Der vielfach preisgekrönte Film ebnete Tamahori den Weg nach Hollywood. Dort inszenierte er mit wechselndem Erfolg; zum Kassenschlager wurde „James Bond 007 – Stirb an einem anderen Tag“ (2002). Dagegen floppte 2011 sein Thriller „The Devil’s Double“ über den Doppelgänger von Iraks Ex-Diktator Saddam Hussein.

 

Nach fünf Jahren Drehpause ist Tamahori zu seinen Wurzeln zurückgekehrt. Dass er vom klassischen Hollywood-Kino viel übernommen hat, sieht man seinem neuen Werk an: „Mahana“ zeigt deutliche Anleihen bei klassischen Western, etwa bei den schlicht großartigen Landschafts-Aufnahmen.

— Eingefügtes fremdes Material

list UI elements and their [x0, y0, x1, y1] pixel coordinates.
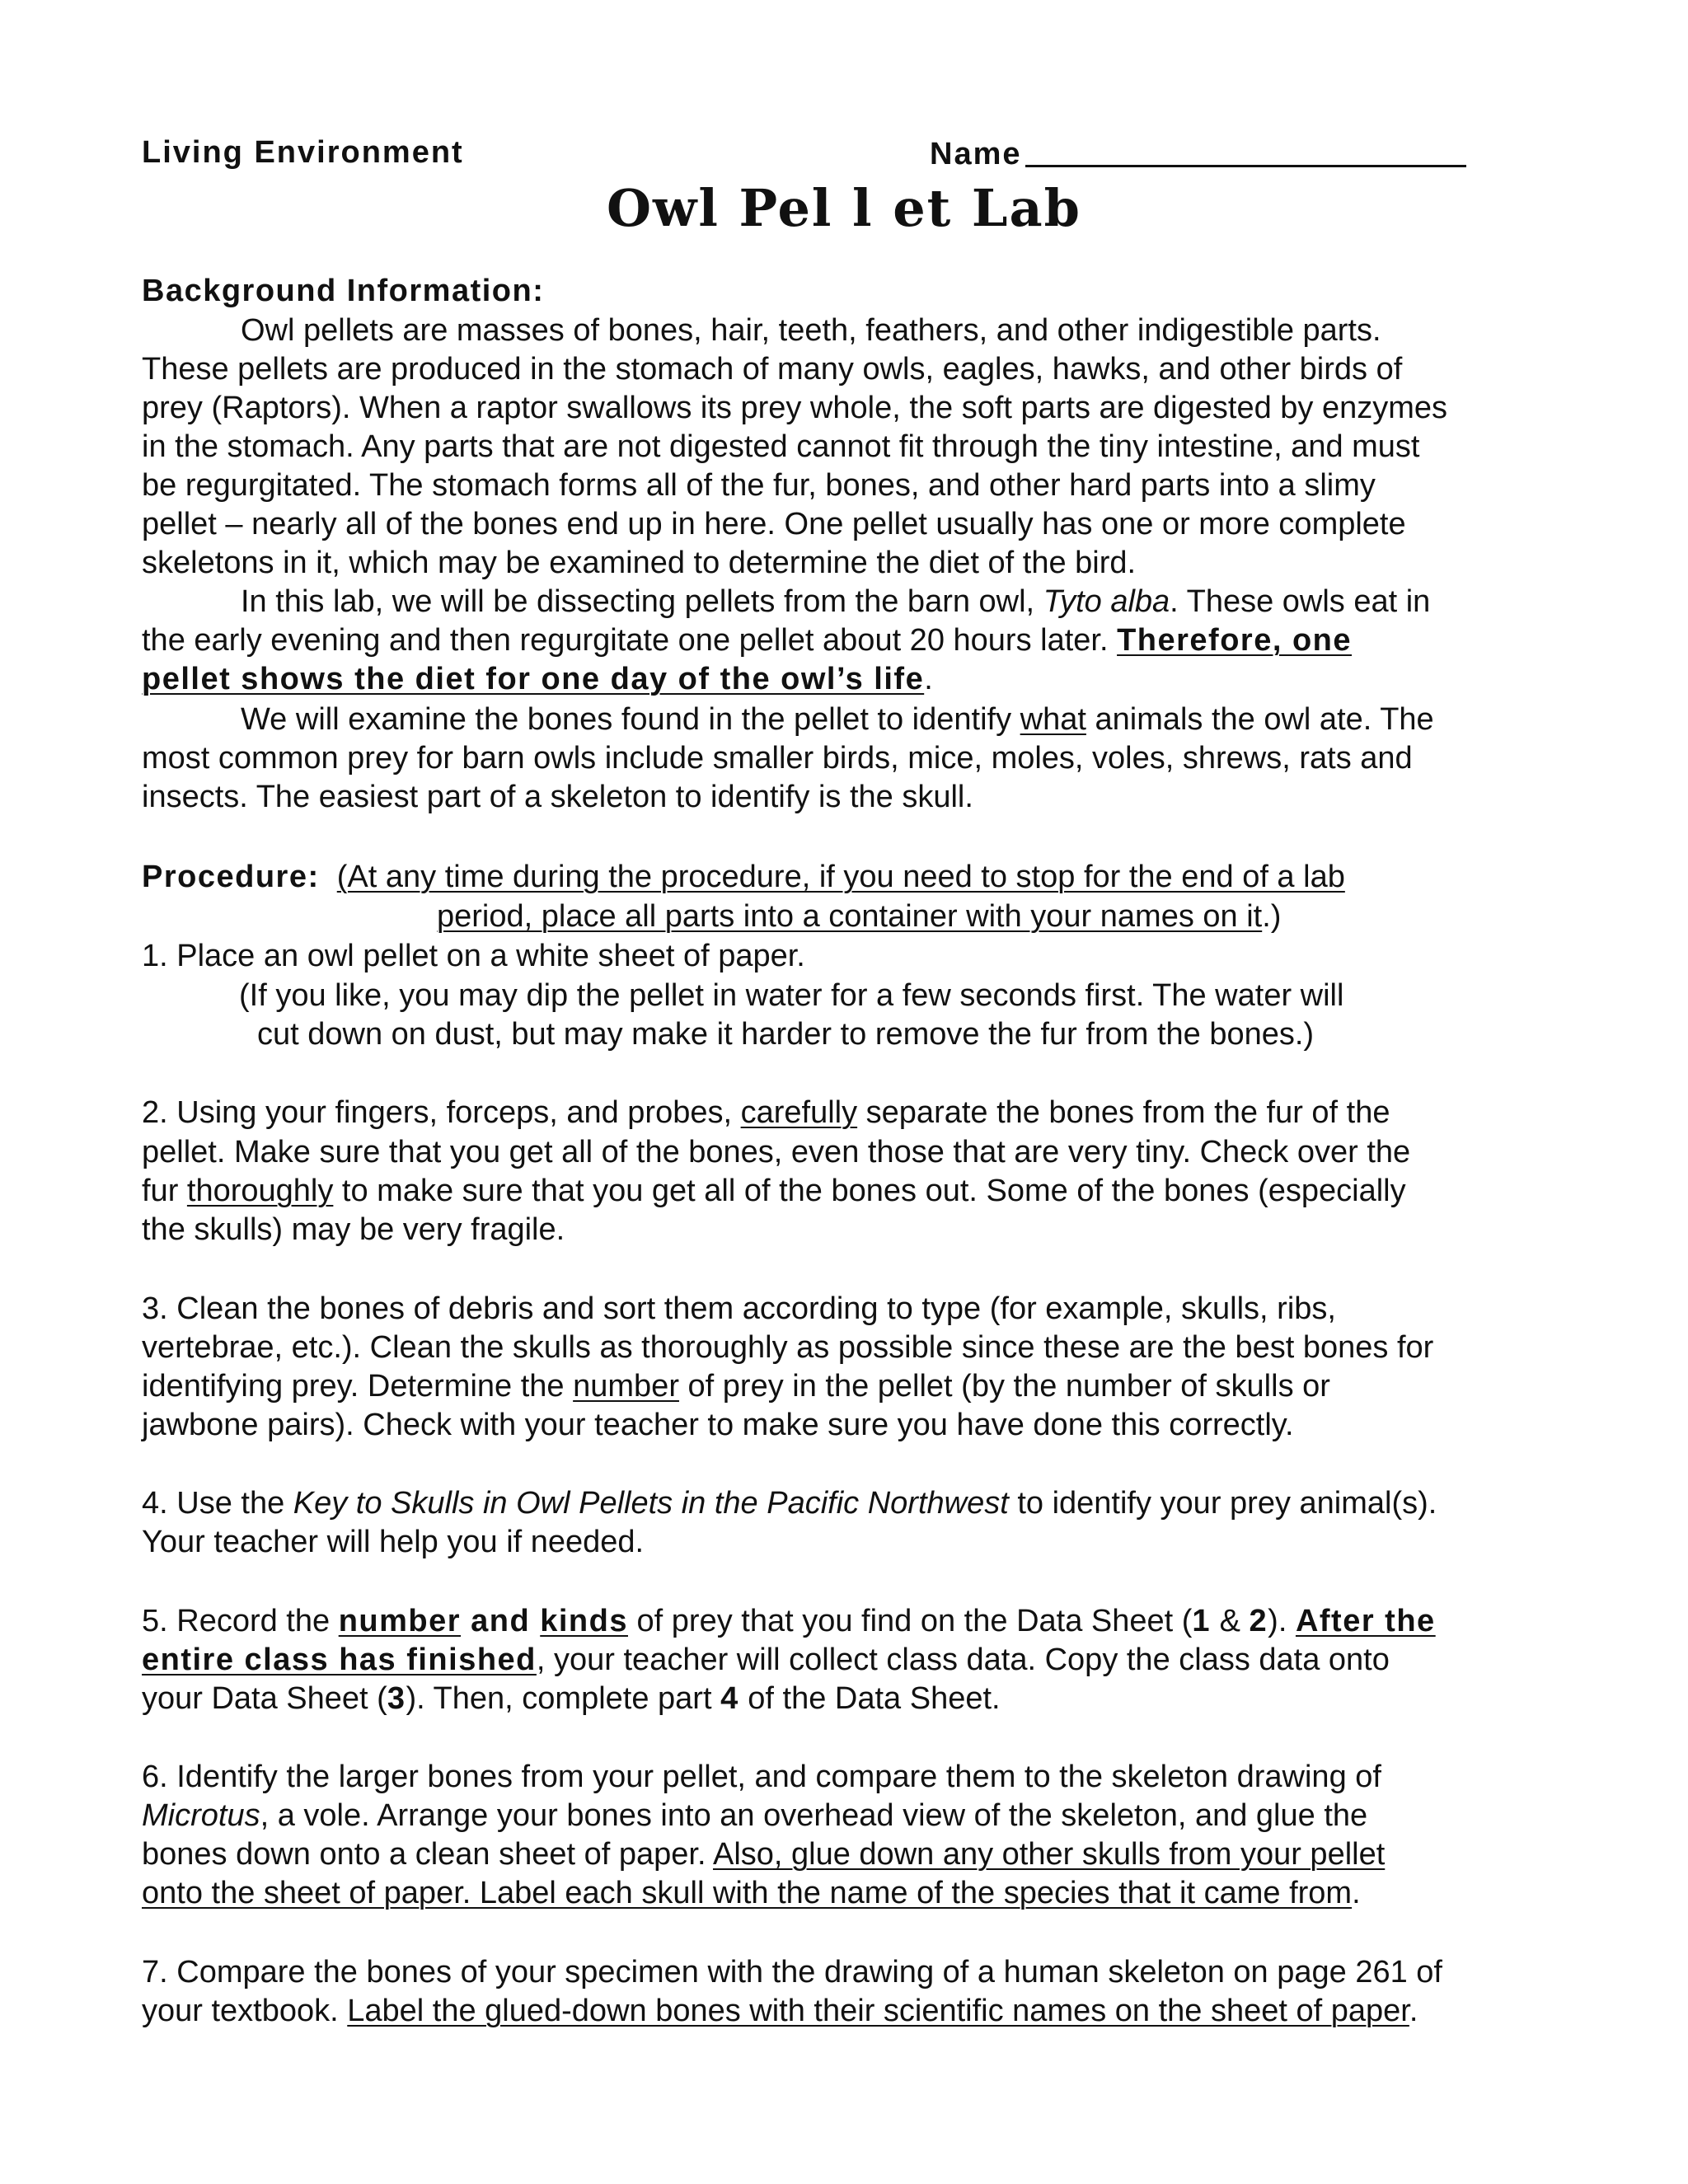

Auch das Duell zwischen Simeon und seinem Großvater ist fesselnd: Akuhata Keefe beeindruckt mit seiner Mischung aus Unbedarftheit und Hartnäckigkeit, Temuera Morrison verkörpert den Patriarchen mit physischer Präsenz.

 

Weg zur Gleichberechtigung

 

Zudem wurde viel Wert auf authentische Ausstattung gelegt: mit Mode und Autos, die very british und im Neuseeland der Epoche recht exotisch wirken. Allerdings gerät auch die Inszenierung, wie in Hollywood üblich, etwas glatt und vorhersehbar; bei aller Dramatik mutet Tamahori dem Zuschauer nicht zuviel zu.

 

Im Vergleich zu „Die letzte Kriegerin“ fehlt die existentielle Tragik. Stattdessen werden die Maori als diskriminierte Minderheit porträtiert, die sich aufmachen, ihren gleichberechtigten Platz in der Gesellschaft zu erobern – was ihnen im Lauf der letzten 50 Jahre in vielen Belangen auch gelungen ist. Seit 1987 ist Maori neben Englisch die zweite Amtssprache Neuseelands.